In logic, there’s a fallacy known as the Genetic Fallacy or the Fallacy of Origins.  It’s an argument that something is wrong simply because of where it came from.  An example would be saying that marriage licenses are wrong because they were originally used to prohibit interracial marriage.  They’re wrong for other reasons, but that’s not a valid one.  Another example would be not buying a Volkswagen because Hitler sponsored the Beetle.  Just because something has a dubious past doesn’t mean it’s not valid in the here and now.  Saying that certain foods should not be eaten because of their history is not valid logic.

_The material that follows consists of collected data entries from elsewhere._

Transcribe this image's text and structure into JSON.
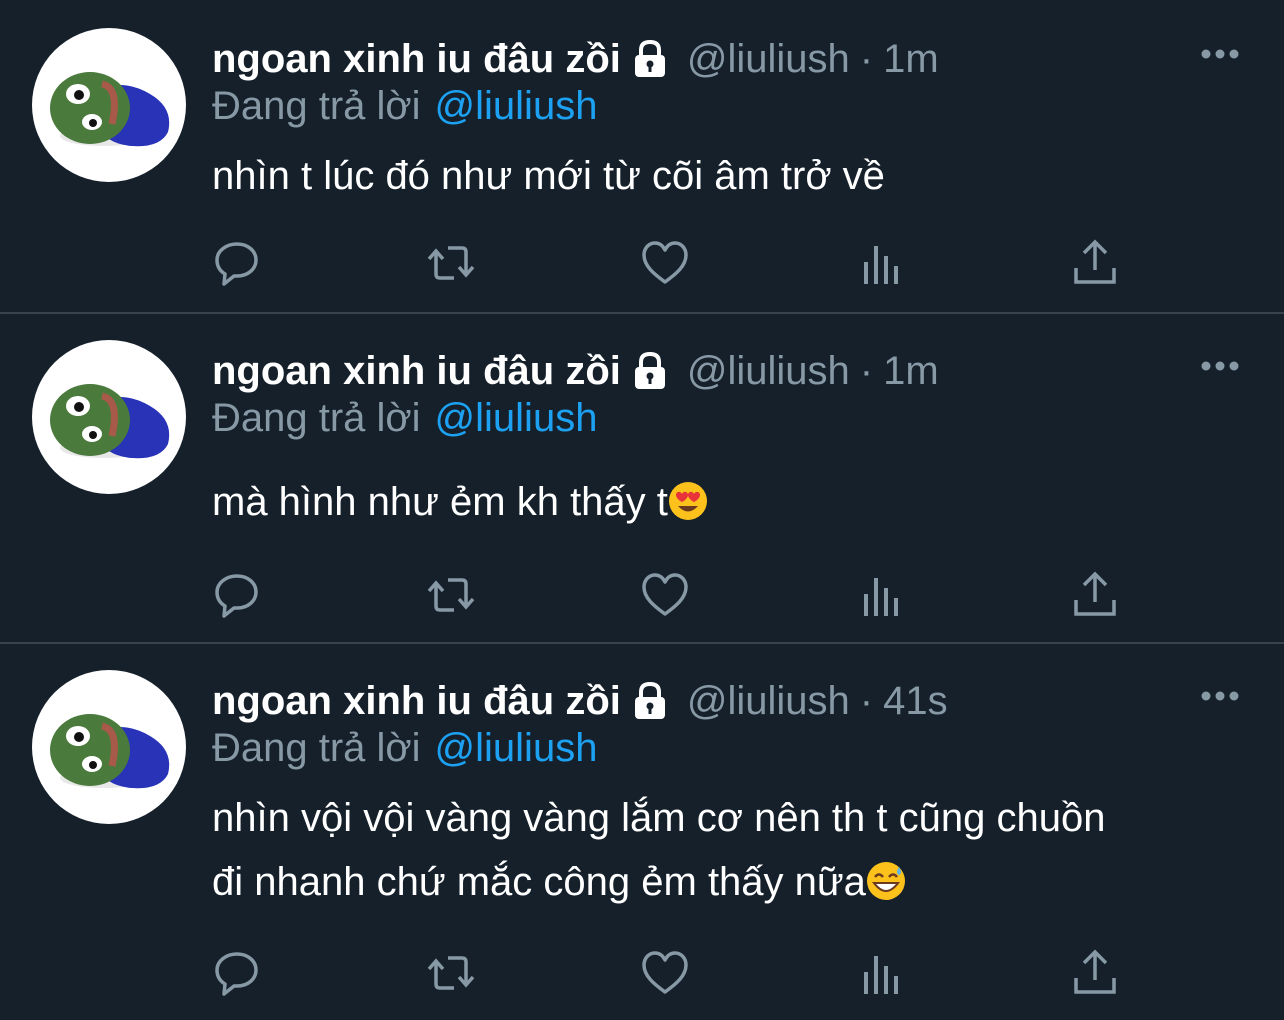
{
  "tweets": [
    {
      "display_name": "ngoan xinh iu đâu zồi",
      "handle": "@liuliush",
      "separator": "·",
      "time": "1m",
      "reply_prefix": "Đang trả lời",
      "reply_to": "@liuliush",
      "text_lines": [
        "nhìn t lúc đó như mới từ cõi âm trở về"
      ],
      "emoji": null
    },
    {
      "display_name": "ngoan xinh iu đâu zồi",
      "handle": "@liuliush",
      "separator": "·",
      "time": "1m",
      "reply_prefix": "Đang trả lời",
      "reply_to": "@liuliush",
      "text_lines": [
        "mà hình như ẻm kh thấy t"
      ],
      "emoji": "heart-eyes-emoji"
    },
    {
      "display_name": "ngoan xinh iu đâu zồi",
      "handle": "@liuliush",
      "separator": "·",
      "time": "41s",
      "reply_prefix": "Đang trả lời",
      "reply_to": "@liuliush",
      "text_lines": [
        "nhìn vội vội vàng vàng lắm cơ nên th t cũng chuồn",
        "đi nhanh chứ mắc công ẻm thấy nữa"
      ],
      "emoji": "grinning-sweat-emoji"
    }
  ],
  "icons": {
    "lock": "lock-icon",
    "more": "more-icon",
    "reply": "reply-icon",
    "retweet": "retweet-icon",
    "like": "like-icon",
    "analytics": "analytics-icon",
    "share": "share-icon"
  },
  "colors": {
    "background": "#15202b",
    "divider": "#38444d",
    "secondary_text": "#8899a6",
    "accent": "#1da1f2",
    "primary_text": "#ffffff"
  }
}
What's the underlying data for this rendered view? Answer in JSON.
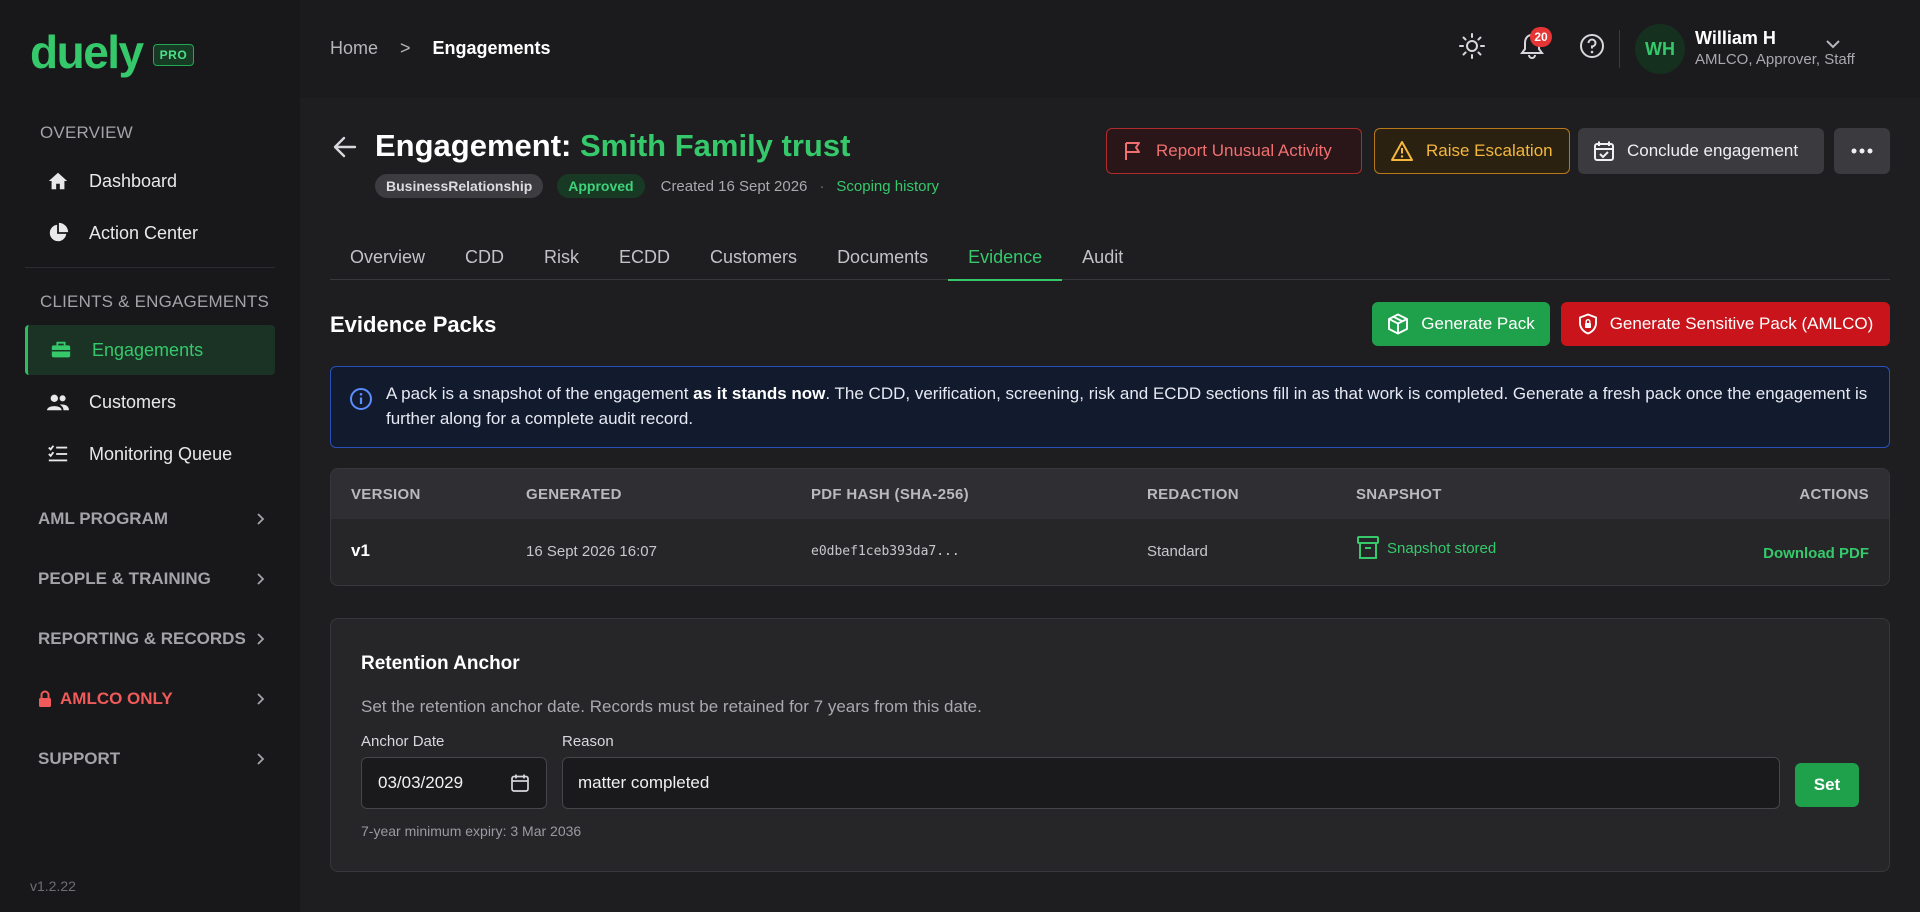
{
  "brand": {
    "name": "duely",
    "badge": "PRO",
    "accent": "#35c96b"
  },
  "sidebar": {
    "overview_heading": "OVERVIEW",
    "overview_items": [
      {
        "label": "Dashboard",
        "icon": "home-icon"
      },
      {
        "label": "Action Center",
        "icon": "pie-chart-icon"
      }
    ],
    "clients_heading": "CLIENTS & ENGAGEMENTS",
    "clients_items": [
      {
        "label": "Engagements",
        "icon": "briefcase-icon",
        "active": true
      },
      {
        "label": "Customers",
        "icon": "users-icon"
      },
      {
        "label": "Monitoring Queue",
        "icon": "list-check-icon"
      }
    ],
    "groups": [
      {
        "label": "AML PROGRAM"
      },
      {
        "label": "PEOPLE & TRAINING"
      },
      {
        "label": "REPORTING & RECORDS"
      },
      {
        "label": "AMLCO ONLY",
        "icon": "lock-icon",
        "color": "#f05a5a"
      },
      {
        "label": "SUPPORT"
      }
    ],
    "version": "v1.2.22"
  },
  "topbar": {
    "breadcrumb_home": "Home",
    "breadcrumb_sep": ">",
    "breadcrumb_current": "Engagements",
    "notification_count": "20",
    "user": {
      "initials": "WH",
      "name": "William H",
      "roles": "AMLCO, Approver, Staff"
    }
  },
  "engagement": {
    "title_prefix": "Engagement:",
    "title_name": "Smith Family trust",
    "type_pill": "BusinessRelationship",
    "status_pill": "Approved",
    "created": "Created 16 Sept 2026",
    "separator": "·",
    "history_link": "Scoping history"
  },
  "actions": {
    "report": "Report Unusual Activity",
    "escalate": "Raise Escalation",
    "conclude": "Conclude engagement"
  },
  "tabs": [
    "Overview",
    "CDD",
    "Risk",
    "ECDD",
    "Customers",
    "Documents",
    "Evidence",
    "Audit"
  ],
  "active_tab": "Evidence",
  "evidence": {
    "title": "Evidence Packs",
    "generate_label": "Generate Pack",
    "generate_sensitive_label": "Generate Sensitive Pack (AMLCO)",
    "info_pre": "A pack is a snapshot of the engagement ",
    "info_bold": "as it stands now",
    "info_post": ". The CDD, verification, screening, risk and ECDD sections fill in as that work is completed. Generate a fresh pack once the engagement is further along for a complete audit record.",
    "table": {
      "headers": {
        "version": "VERSION",
        "generated": "GENERATED",
        "hash": "PDF HASH (SHA-256)",
        "redaction": "REDACTION",
        "snapshot": "SNAPSHOT",
        "actions": "ACTIONS"
      },
      "rows": [
        {
          "version": "v1",
          "generated": "16 Sept 2026 16:07",
          "hash": "e0dbef1ceb393da7...",
          "redaction": "Standard",
          "snapshot": "Snapshot stored",
          "action": "Download PDF"
        }
      ]
    }
  },
  "retention": {
    "title": "Retention Anchor",
    "description": "Set the retention anchor date. Records must be retained for 7 years from this date.",
    "anchor_label": "Anchor Date",
    "anchor_value": "03/03/2029",
    "reason_label": "Reason",
    "reason_value": "matter completed",
    "set_label": "Set",
    "note": "7-year minimum expiry: 3 Mar 2036"
  }
}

And it’s ironic that the argument is being made by Muslims.  Recognizing that Islam is an extremely diverse religion, adherents are often very vocal about graven images and their use.  Most are particular to the use of God or prophets, but there’s a bigger concept in play.  Many schools of thought, Islam included, caution against associating an idea with a representation.  The argument is that the representation won’t ever do the idea justice.  That’s not God.  That’s just a picture of him.  That’s not your country.  It’s just a flag.  Primitive individuals echo this concept, asking not to have their picture taken by tourists.  They’re not literally worried about having their soul taken.  It’s just that they’re so much more than the picture.  An idea will always be a whole lot bigger and much more profound than the symbol.  But Soul Food is slavery?

Good food is good food.  Are you really going to miss out over ideology and fallacies?  Please don’t let anger cloud your judgement.